As part of an intensifying pushback against China’s economic and military power in the region, Pompeo will also travel to Sri Lanka and the Maldives, two key Indian Ocean countries that are struggling with a mountain of Chinese debt incurred to finance big infrastructure projects.
Pompeo will conclude his trip, which comes in the final week before the U.S. presidential election, in Indonesia which is also locked in territorial disputes with China in the South China Sea.
“We’re looking forward to strengthening critical relationships with our friends and partners, emphasizing our deep commitment to the Indo-Pacific and advancing our vision for long-term partnership and prosperity in the region,” said Dean Thompson, principal deputy assistant secretary at the State Department’s Bureau of South and Central Asian Affairs.
Washington has been ramping up diplomatic pressure on China, and President Donald Trump has made being tough on Beijing a key part of his campaign to secure a second term.
Pompeo led a meeting of foreign ministers from India, Japan and Australia earlier this month in Tokyo, a grouping that is seen as potentially a bulwark against China’s growing assertiveness in the Indo-Pacific region.
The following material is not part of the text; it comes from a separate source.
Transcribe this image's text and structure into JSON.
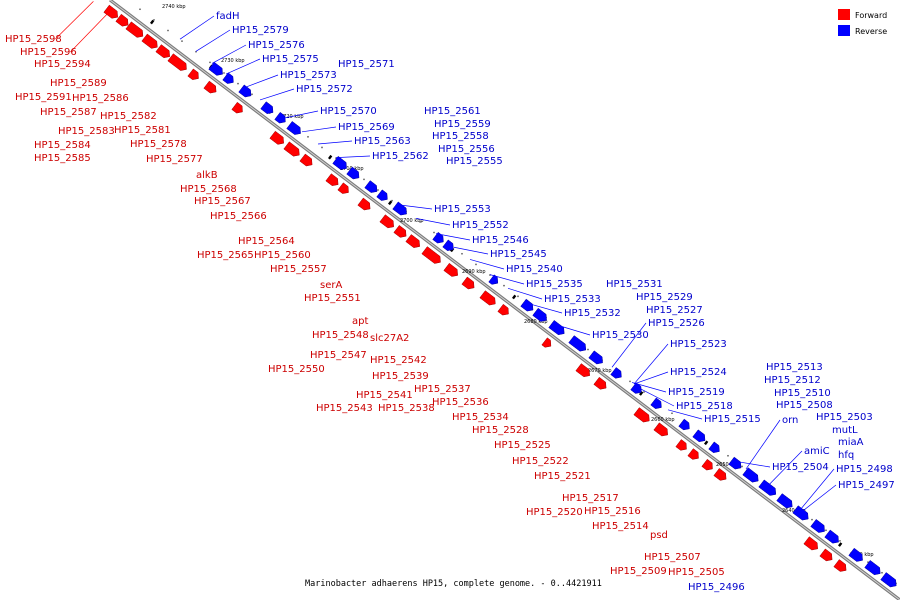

Next month, India will host Malabar, the biggest naval exercises in years, with the United States, Japan and Australia, which China has in the past opposed.
Beijing said this month that unprovovoked U.S. accusations against China showed a “Cold War mentality.”
During the trip, in which Pompeo will be accompanied by Defense Secretary Mark Esper, India is expected to sign a military agreement that will give it access to sensitive U.S. satellite data to help improve targeting of missiles and drones, Indian officials said.
“There is great further potential in our defence cooperation,” an Indian official said.
In Sri Lanka, Pompeo will urge government leaders to scale back dependence on China, which has invested billions of dollars building ports and highways but which has left the island nation in debt, officials said.
‘DIFFICULT BUT NECESSARY DECISIONS’
Pompeo, making a first visit by a U.S. Secretary of State in over a decade, will convey support for a “strong, independent and democratic Sri Lanka,” Thompson said.
“We urge Sri Lanka to make difficult but necessary decisions to secure its economic independence for long-term prosperity,” he said.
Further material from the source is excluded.